Летописец свидетельствует: «А говорили про оба пожара, что зажигали зажигальники. И зажигальников многих имали и пытали их. И на пытке они сами на себя говорили, что они зажигали. И тех зажигальников казнили смертною казнию, глав им секли и на колье их сажали и в огонь их в те же пожары метали» [191]. Что ж, поджигательство было страшным преступлением — в деревянном городе пламя распространялось быстро, уничтожало все нажитое имущество, дома, дворы, сады, уносило множество человеческих жертв. Поэтому и кары были суровыми. Но чтобы пойти на такой риск, наемным «многим зажигальникам» требовалась немалая плата. А заказчиков никто из пойманных злодеев даже под пытками не назвал.
Предположить самоотверженность среди мелких преступников, чьими жизнями так легко жертвовали, очень трудно. Очевидно, они просто не знали заказчиков. Их наняли какие-то неведомые вербовщики. Сулили большие деньги за опасное, но не слишком трудное дело. Но это значит, что были и разработчики операций, их спонсоры. Хотя жестокие казни исполнителей все-таки сделали свое дело. Пожары, казалось бы, прекратились. А внимание царя и правительства переключилось известиями, что на границах появились крымцы. В мае Иван Васильевич сам вывел армию на Оку, проверял полки. А между тем, кто-то принялся распространять по Руси слухи, будто появились колдуны — вынимают у мертвецов сердца, кладут в воду. Ездят по городам и весям, кропят этой водой дома, и возникают пожары [189].
21 июня в Москве начался «великий пожар». Снова около полудня, в разных местах одновременно. Ветер раздул пламя, оно охватило деревянные постройки Кремля и уцелевшую часть Китай-города. Центр города превратился в огромный костер, от жара трескались каменные станы, плавился металл. По словам очевидцев, «таков пожар не бывал на Москве, как и Москва стала именоватися» [192]. Царскую чету Бог уберег, они как раз выехали за город, в село Острово. А Макарий поспешил в Успенский собор, начал молебен об избавлении от бедствия. Но почему-то никто не озаботился спасением митрополита!
Стены собора накалялись, он наполнялся дымом, загорелась кровля. Макарий едва не задохнулся, кое-как вышел из собора, нес чудотворную икону Пресвятой Богородицы, написанную святым митрополитом Петром. С ним вышел протопоп Гурий, вынес несколько священных книг. А вокруг все уже полыхало, и лишь теперь появились сопровождающие во главе с Кексой Татищевым, приближенным князя Владимира Старицкого. Но они потащили митрополита в самое пламя!
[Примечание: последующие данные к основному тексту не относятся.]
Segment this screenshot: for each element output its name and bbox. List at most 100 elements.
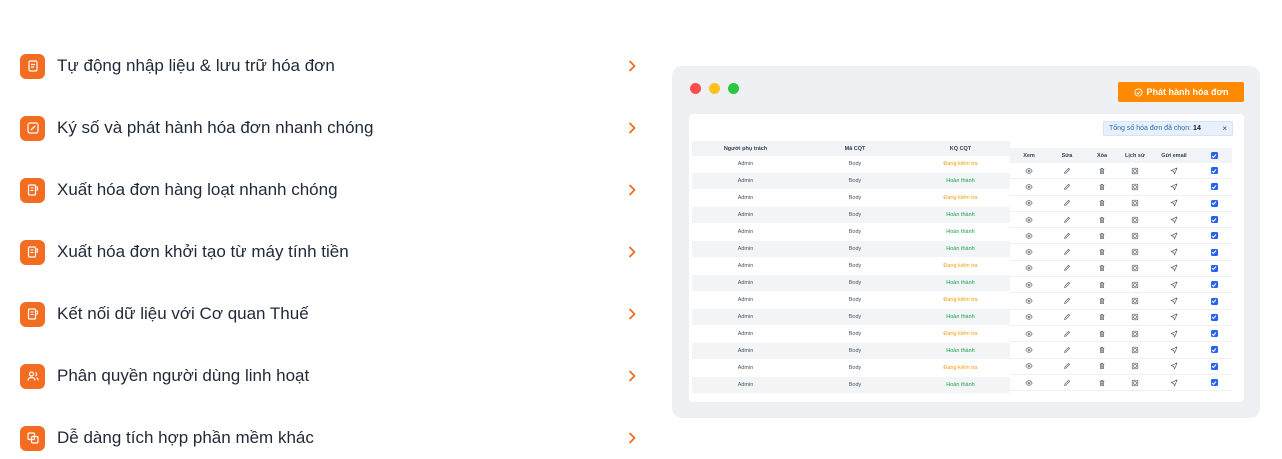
feature-item[interactable]: Ký số và phát hành hóa đơn nhanh chóng: [20, 97, 645, 159]
history-icon[interactable]: [1118, 277, 1152, 292]
row-checkbox[interactable]: [1196, 196, 1232, 211]
history-icon[interactable]: [1118, 212, 1152, 227]
history-icon[interactable]: [1118, 163, 1152, 178]
history-icon[interactable]: [1118, 326, 1152, 341]
history-icon[interactable]: [1118, 310, 1152, 325]
row-checkbox[interactable]: [1196, 342, 1232, 357]
clear-selection-button[interactable]: ×: [1222, 124, 1227, 133]
edit-icon[interactable]: [1048, 212, 1086, 227]
feature-item[interactable]: Phân quyền người dùng linh hoạt: [20, 345, 645, 407]
send-email-icon[interactable]: [1152, 359, 1196, 374]
view-icon[interactable]: [1010, 196, 1048, 211]
send-email-icon[interactable]: [1152, 163, 1196, 178]
chevron-right-icon[interactable]: [625, 431, 639, 445]
feature-item[interactable]: Xuất hóa đơn khởi tạo từ máy tính tiền: [20, 221, 645, 283]
edit-icon[interactable]: [1048, 261, 1086, 276]
send-email-icon[interactable]: [1152, 179, 1196, 194]
delete-icon[interactable]: [1086, 326, 1118, 341]
view-icon[interactable]: [1010, 326, 1048, 341]
edit-icon[interactable]: [1048, 179, 1086, 194]
delete-icon[interactable]: [1086, 359, 1118, 374]
edit-icon[interactable]: [1048, 310, 1086, 325]
delete-icon[interactable]: [1086, 196, 1118, 211]
view-icon[interactable]: [1010, 293, 1048, 308]
chevron-right-icon[interactable]: [625, 121, 639, 135]
delete-icon[interactable]: [1086, 228, 1118, 243]
delete-icon[interactable]: [1086, 163, 1118, 178]
row-checkbox[interactable]: [1196, 228, 1232, 243]
issue-invoice-button[interactable]: Phát hành hóa đơn: [1118, 82, 1244, 102]
view-icon[interactable]: [1010, 359, 1048, 374]
edit-icon[interactable]: [1048, 277, 1086, 292]
select-all-checkbox[interactable]: [1196, 148, 1232, 163]
delete-icon[interactable]: [1086, 310, 1118, 325]
send-email-icon[interactable]: [1152, 212, 1196, 227]
history-icon[interactable]: [1118, 244, 1152, 259]
delete-icon[interactable]: [1086, 212, 1118, 227]
view-icon[interactable]: [1010, 228, 1048, 243]
feature-item[interactable]: Dễ dàng tích hợp phần mềm khác: [20, 407, 645, 459]
delete-icon[interactable]: [1086, 342, 1118, 357]
edit-icon[interactable]: [1048, 228, 1086, 243]
row-checkbox[interactable]: [1196, 277, 1232, 292]
send-email-icon[interactable]: [1152, 293, 1196, 308]
edit-icon[interactable]: [1048, 342, 1086, 357]
feature-item[interactable]: Xuất hóa đơn hàng loạt nhanh chóng: [20, 159, 645, 221]
view-icon[interactable]: [1010, 342, 1048, 357]
row-checkbox[interactable]: [1196, 261, 1232, 276]
view-icon[interactable]: [1010, 277, 1048, 292]
edit-icon[interactable]: [1048, 359, 1086, 374]
history-icon[interactable]: [1118, 293, 1152, 308]
row-checkbox[interactable]: [1196, 326, 1232, 341]
feature-item[interactable]: Tự động nhập liệu & lưu trữ hóa đơn: [20, 35, 645, 97]
row-checkbox[interactable]: [1196, 375, 1232, 390]
history-icon[interactable]: [1118, 179, 1152, 194]
row-checkbox[interactable]: [1196, 179, 1232, 194]
edit-icon[interactable]: [1048, 326, 1086, 341]
history-icon[interactable]: [1118, 196, 1152, 211]
chevron-right-icon[interactable]: [625, 59, 639, 73]
delete-icon[interactable]: [1086, 293, 1118, 308]
chevron-right-icon[interactable]: [625, 183, 639, 197]
send-email-icon[interactable]: [1152, 228, 1196, 243]
row-checkbox[interactable]: [1196, 310, 1232, 325]
delete-icon[interactable]: [1086, 244, 1118, 259]
row-checkbox[interactable]: [1196, 293, 1232, 308]
view-icon[interactable]: [1010, 261, 1048, 276]
send-email-icon[interactable]: [1152, 277, 1196, 292]
send-email-icon[interactable]: [1152, 261, 1196, 276]
view-icon[interactable]: [1010, 179, 1048, 194]
edit-icon[interactable]: [1048, 293, 1086, 308]
chevron-right-icon[interactable]: [625, 245, 639, 259]
chevron-right-icon[interactable]: [625, 369, 639, 383]
row-checkbox[interactable]: [1196, 163, 1232, 178]
row-checkbox[interactable]: [1196, 244, 1232, 259]
delete-icon[interactable]: [1086, 277, 1118, 292]
history-icon[interactable]: [1118, 375, 1152, 390]
send-email-icon[interactable]: [1152, 342, 1196, 357]
history-icon[interactable]: [1118, 342, 1152, 357]
view-icon[interactable]: [1010, 244, 1048, 259]
view-icon[interactable]: [1010, 310, 1048, 325]
edit-icon[interactable]: [1048, 196, 1086, 211]
send-email-icon[interactable]: [1152, 326, 1196, 341]
history-icon[interactable]: [1118, 261, 1152, 276]
view-icon[interactable]: [1010, 212, 1048, 227]
send-email-icon[interactable]: [1152, 244, 1196, 259]
send-email-icon[interactable]: [1152, 196, 1196, 211]
delete-icon[interactable]: [1086, 375, 1118, 390]
row-checkbox[interactable]: [1196, 359, 1232, 374]
view-icon[interactable]: [1010, 163, 1048, 178]
edit-icon[interactable]: [1048, 244, 1086, 259]
feature-item[interactable]: Kết nối dữ liệu với Cơ quan Thuế: [20, 283, 645, 345]
row-checkbox[interactable]: [1196, 212, 1232, 227]
chevron-right-icon[interactable]: [625, 307, 639, 321]
delete-icon[interactable]: [1086, 179, 1118, 194]
send-email-icon[interactable]: [1152, 310, 1196, 325]
edit-icon[interactable]: [1048, 163, 1086, 178]
edit-icon[interactable]: [1048, 375, 1086, 390]
history-icon[interactable]: [1118, 228, 1152, 243]
history-icon[interactable]: [1118, 359, 1152, 374]
view-icon[interactable]: [1010, 375, 1048, 390]
delete-icon[interactable]: [1086, 261, 1118, 276]
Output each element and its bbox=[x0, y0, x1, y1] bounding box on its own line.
Чудотворный образ спас Макария и Гурия, в огне сгорели сам Кекса Татищев и священник Иван Жижелев. Митрополит чудом прошел через пламя, но его испытания еще не кончились. Его привели в тайник с выходом к реке. Там было жарко и дымно, однако находиться было можно, в тайнике укрывались слуги боярина Федорова-Челяднина «с рухлядью». Гурий остался там и переждал пожар. А митрополита уговорили покинуть Кремль очень рискованным способом — повели на стену, и те же слуги боярина Федорова стали спускать его на веревке. Которая вдруг оборвалась. Он сильно разшибся, но все-таки остался жив, его увезли в Новинский монастырь [193].
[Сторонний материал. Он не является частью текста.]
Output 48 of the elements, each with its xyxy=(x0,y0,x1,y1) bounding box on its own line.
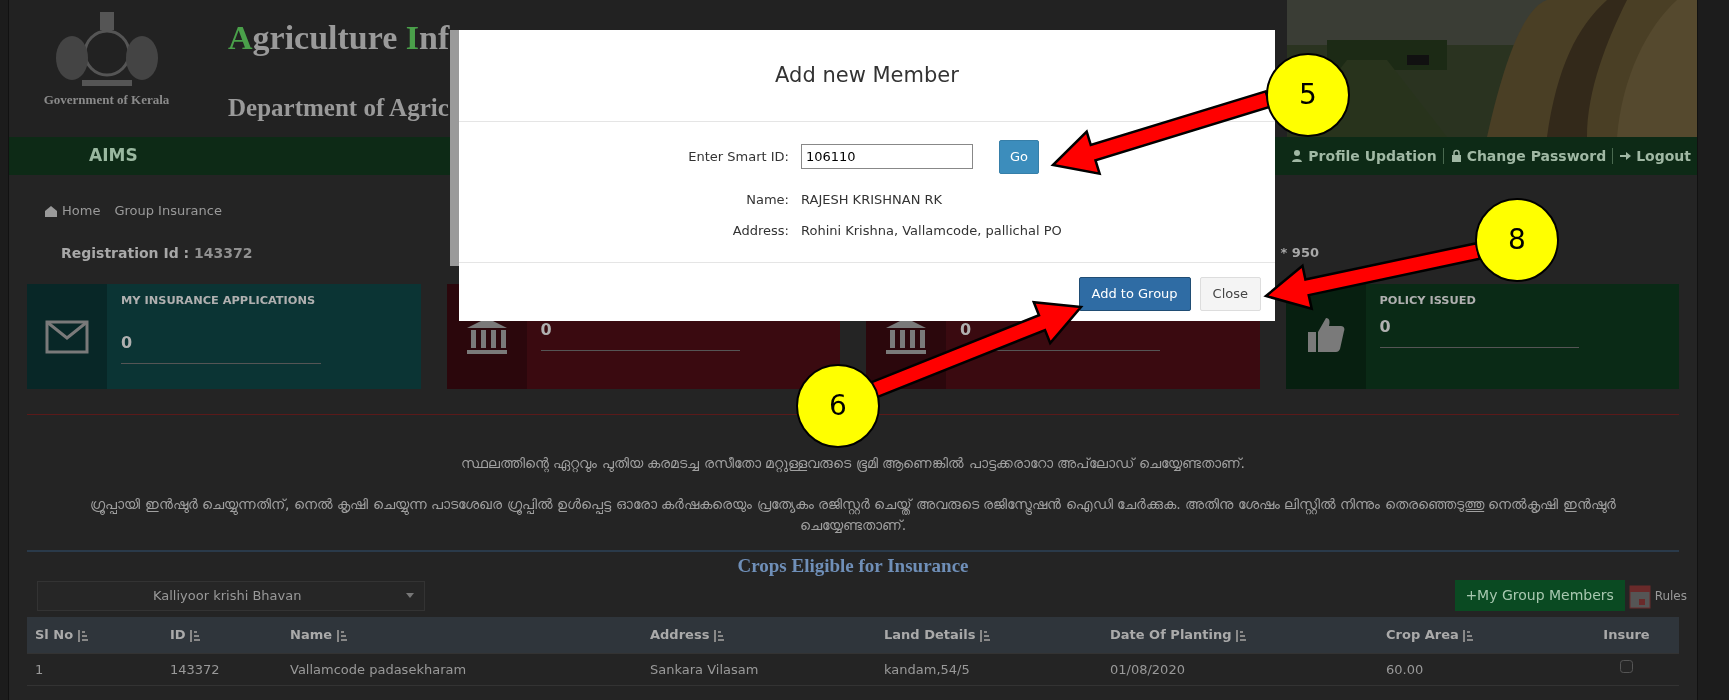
table-cell: kandam,54/5 xyxy=(876,653,1102,686)
table-cell: 60.00 xyxy=(1378,653,1574,686)
emblem-caption: Government of Kerala xyxy=(43,91,170,109)
registration-id: Registration Id : 143372 xyxy=(61,243,253,263)
table-cell: Vallamcode padasekharam xyxy=(282,653,642,686)
add-button[interactable]: Add to Group xyxy=(1078,277,1191,311)
field-label: Address: xyxy=(731,222,789,240)
field-label: Name: xyxy=(745,190,789,209)
field-label: Enter Smart ID: xyxy=(687,148,789,166)
column-header[interactable]: Date Of Planting xyxy=(1102,617,1378,653)
field-value: RAJESH KRISHNAN RK xyxy=(801,190,943,209)
breadcrumb-link[interactable]: Home xyxy=(44,201,101,221)
field-value: Rohini Krishna, Vallamcode, pallichal PO xyxy=(801,222,1062,240)
notice-text: ഗ്രൂപ്പായി ഇൻഷുർ ചെയ്യുന്നതിന്, നെൽ കൃഷി ചെയ്യുന്ന പാടശേഖര ഗ്രൂപ്പിൽ ഉൾപ്പെട്ട ഓരോ കർഷകരെയും പ്രത്യേകം രജിസ്റ്റർ ചെയ്ത് അവരുടെ രജിസ്ട്രേഷൻ ഐഡി ചേർക്കുക. അതിനു ശേഷം ലിസ്റ്റിൽ നിന്നും തെരഞ്ഞെടുത്തു നെൽകൃഷി ഇൻഷുർ ചെയ്യേണ്ടതാണ്. xyxy=(89,494,1617,535)
card-value: 0 xyxy=(1379,315,1392,338)
office-select[interactable]: Kalliyoor krishi Bhavan xyxy=(37,580,425,611)
column-header[interactable]: ID xyxy=(162,617,282,653)
card-value: 0 xyxy=(960,318,973,341)
nav-link[interactable]: Change Password xyxy=(1443,145,1613,167)
card-value: 0 xyxy=(540,318,553,341)
nav-link[interactable]: Logout xyxy=(1613,145,1697,167)
go-button[interactable]: Go xyxy=(999,140,1040,174)
breadcrumb-link[interactable]: Group Insurance xyxy=(114,201,222,221)
brand-label[interactable]: AIMS xyxy=(89,143,138,169)
column-header[interactable]: Name xyxy=(282,617,642,653)
column-header[interactable]: Insure xyxy=(1574,617,1679,653)
smart-id-field[interactable]: 106110 xyxy=(801,144,973,170)
table-cell: Sankara Vilasam xyxy=(642,653,876,686)
table-cell: 1 xyxy=(27,653,162,686)
site-title: Agriculture Inf xyxy=(228,18,450,58)
table-cell: 143372 xyxy=(162,653,282,686)
column-header[interactable]: Sl No xyxy=(27,617,162,653)
nav-link[interactable]: Profile Updation xyxy=(1285,145,1443,167)
column-header[interactable]: Land Details xyxy=(876,617,1102,653)
column-header[interactable]: Address xyxy=(642,617,876,653)
section-heading: Crops Eligible for Insurance xyxy=(736,553,970,578)
table-cell: 01/08/2020 xyxy=(1102,653,1378,686)
notice-text: സ്ഥലത്തിന്റെ ഏറ്റവും പുതിയ കരമടച്ച രസീതോ മറ്റുള്ളവരുടെ ഭൂമി ആണെങ്കിൽ പാട്ടക്കരാറോ അപ്‌ലോഡ് ചെയ്യേണ്ടതാണ്. xyxy=(460,453,1246,474)
note-text: * 950 xyxy=(1280,243,1319,262)
column-header[interactable]: Crop Area xyxy=(1378,617,1574,653)
close-button[interactable]: Close xyxy=(1199,277,1261,311)
card-value: 0 xyxy=(121,331,134,354)
modal-title: Add new Member xyxy=(775,61,959,89)
group-members-button[interactable]: +My Group Members xyxy=(1454,580,1625,611)
department-title: Department of Agric xyxy=(228,93,450,123)
rules-link[interactable]: Rules xyxy=(1654,586,1687,605)
card-title: POLICY ISSUED xyxy=(1379,291,1477,309)
card-title: MY INSURANCE APPLICATIONS xyxy=(121,291,317,309)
Бедствие было колоссальным. По одним данным погибло 2700 человек, по другим — только за Неглинной собрали 3700 мертвых, 80 тыс. москвичей остались без крова. Царь переехал в свою загородную резиденцию Воробьево — в Кремле его палаты выгорели. А 23 июня собрал бояр в Новинском монастыре: обсудить, как ликвидировать последствия катастрофы, помочь пострадавшим. Макарий чувствовал себя очень плохо, как раз из-за этого заседание Боярской думы пришлось проводить у его постели. Он рассуждал, что Господь бедствиями наставляет людей на покаяние, призывал «каяти отцем своим духовным о грех своих и причащатися Христовым Таинам». Просил Ивана Васильевича простить опальных и осужденных. «Царь же и Государь, слушая митрополита, во всем опальных и повинных пожаловал» [190].
И вдруг духовник царя, протопоп Благовещенского собора Федор Бармин начал доказывать, что пожар начался «волхованием», принялся пересказывать миф о колдунах-«сердечниках», поджигавших дома. Царь удивился, но Бармина поддержали Скопин-Шуйский и Федоров-Челяднин. Первый — ближайший сообщник казненного Андрея Шуйского. Второй покаянием избежал казни после столкновения с пищальниками и был возвращен из ссылки в связи с коронацией и женитьбой Ивана Васильевича. Именно его люди спускали митрополита с кремлевской стены, когда тот едва не погиб. Слух о волшебстве уже дошел до некоторых других собравшихся, и царь велел провести расследование. Поручил его тем же боярам, которые отстаивали эту версию.